This avenue of trees in the park near our house makes me think of walking back from school with our daughter in autumn, very slowly while she looked for conkers among the fallen leaves. And even further back than that, of walking with our first dog, in the days when I didn’t know that I would have a daughter or that she would go to the school in the park.
In these last days of life in Manchester I wonder how I will feel about the place once I don’t live here any more. I’ve spent so many years grumbling, never quite felt at home or at ease. And yet, it is here that I have had most of my ‘grown-up’ life, here that I became a step-parent and a parent and came to terms, of some sort, with my own troubled childhood. I have found good friends here, got to know whole families, watched my friends’ children and my child’s friends grow into young adults (some now with children of their own).

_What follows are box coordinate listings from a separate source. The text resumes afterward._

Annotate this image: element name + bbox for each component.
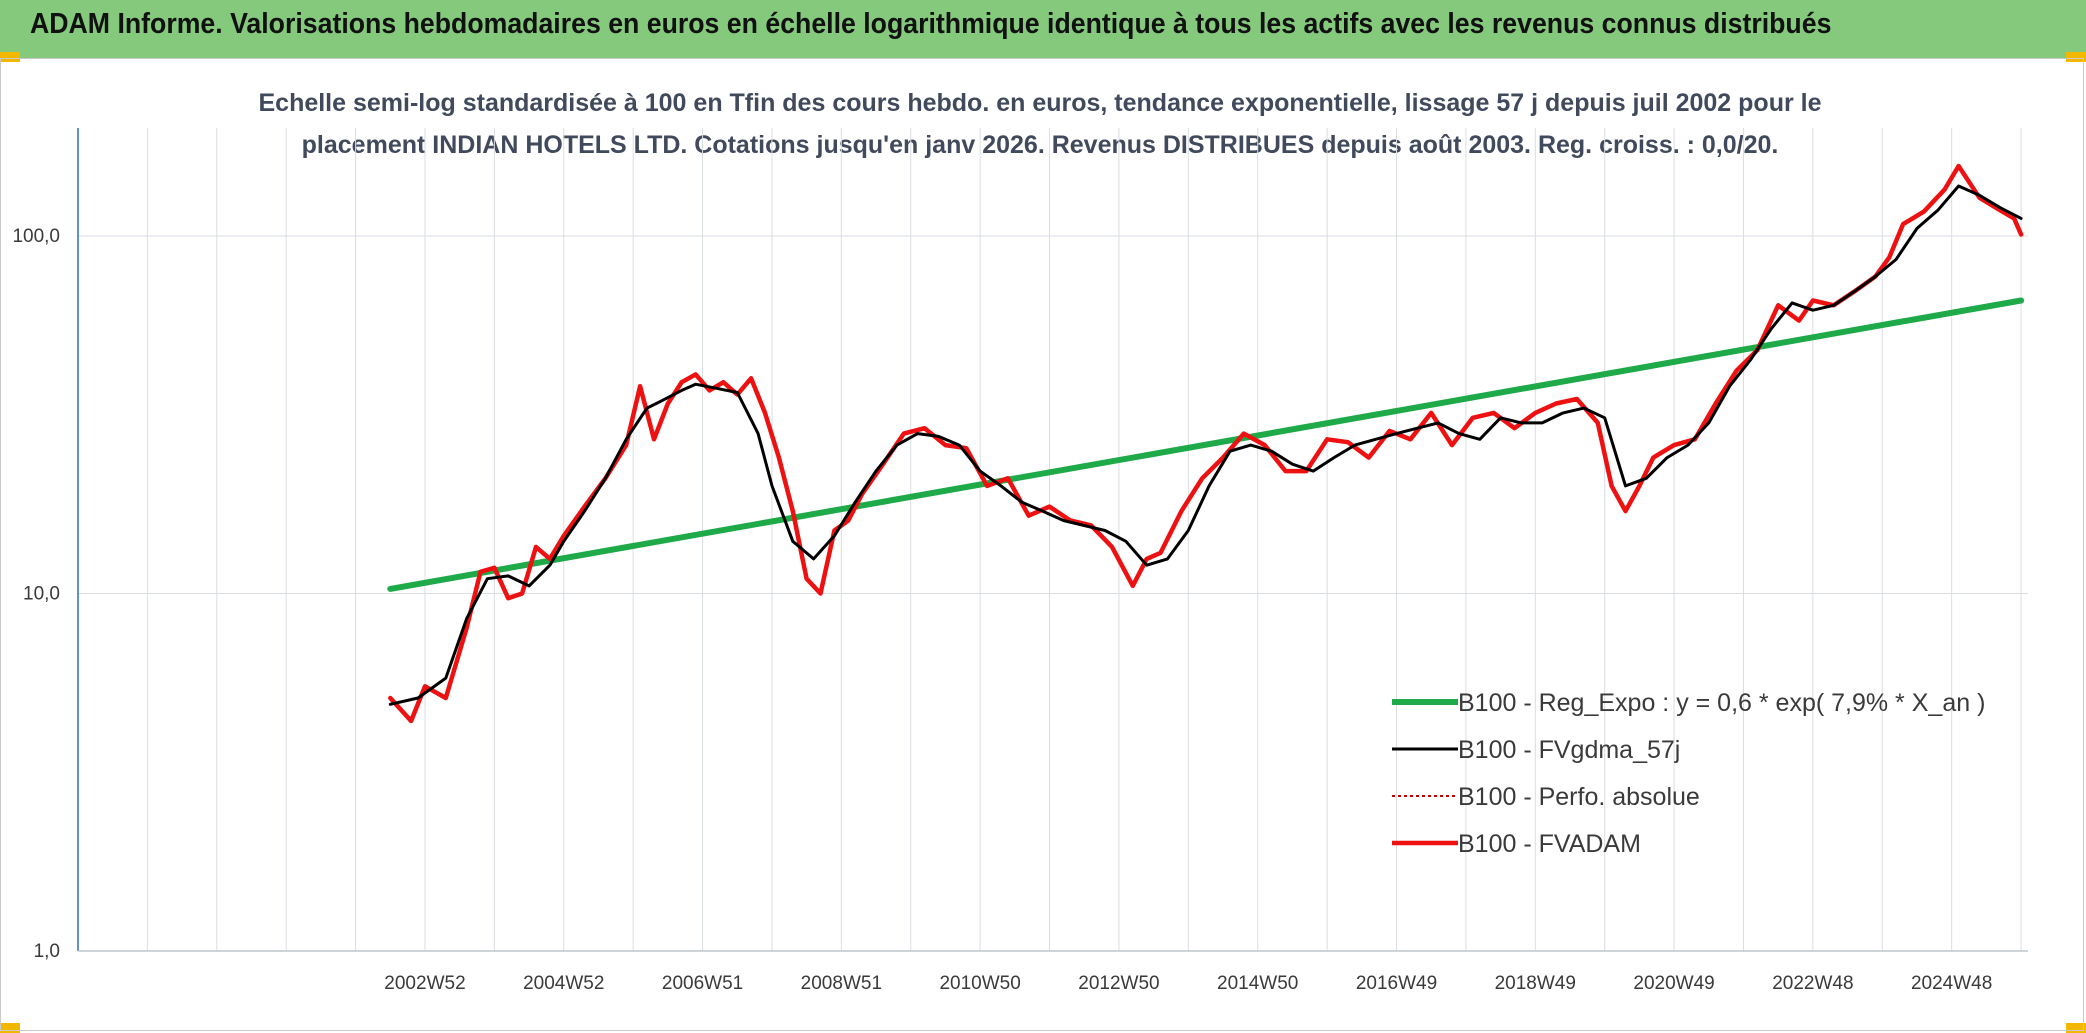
chart-title-line-2: placement INDIAN HOTELS LTD. Cotations j… [301, 131, 1779, 159]
corner-marker-bottom-right [2066, 1023, 2086, 1033]
legend-label: B100 - Perfo. absolue [1458, 783, 1700, 811]
corner-marker-top-left [0, 52, 20, 62]
banner-title: ADAM Informe. Valorisations hebdomadaire… [30, 8, 1832, 40]
x-tick-label: 2002W52 [384, 973, 465, 994]
legend-label: B100 - Reg_Expo : y = 0,6 * exp( 7,9% * … [1458, 689, 1985, 717]
x-tick-label: 2016W49 [1356, 973, 1437, 994]
y-tick-label: 100,0 [12, 226, 60, 247]
chart-title-line-1: Echelle semi-log standardisée à 100 en T… [258, 89, 1822, 117]
corner-marker-bottom-left [0, 1023, 20, 1033]
chart-frame [0, 58, 2084, 1031]
x-tick-label: 2018W49 [1495, 973, 1576, 994]
y-tick-label: 10,0 [23, 584, 60, 605]
x-tick-label: 2020W49 [1633, 973, 1714, 994]
corner-marker-top-right [2066, 52, 2086, 62]
legend-label: B100 - FVgdma_57j [1458, 736, 1680, 764]
x-tick-label: 2012W50 [1078, 973, 1159, 994]
legend-label: B100 - FVADAM [1458, 830, 1641, 858]
x-tick-label: 2004W52 [523, 973, 604, 994]
x-tick-label: 2010W50 [939, 973, 1020, 994]
series-line-reg [387, 297, 2025, 592]
x-tick-label: 2006W51 [662, 973, 743, 994]
y-tick-label: 1,0 [34, 941, 60, 962]
x-tick-label: 2022W48 [1772, 973, 1853, 994]
x-tick-label: 2014W50 [1217, 973, 1298, 994]
x-tick-label: 2008W51 [801, 973, 882, 994]
series-line-smooth [388, 184, 2023, 706]
header-banner: ADAM Informe. Valorisations hebdomadaire… [0, 0, 2086, 58]
x-tick-label: 2024W48 [1911, 973, 1992, 994]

I conjure up the places where I have walked, where I have eaten, bought food, watched plays or heard music; and I see and hear the people who have been there with me.
So I ponder this paradox: that I don’t love this city, find little beauty or joy in its many faces, and yet so many places in it remind me of love.
It’s been grim these past few days: partner really ill with flu, me with cold and the packing an impossible task. At last it’s nearly done, with help from two brilliant cleaning/decorating women. Tomorrow, come what may, it all goes into the removal van; the morning after that we leave.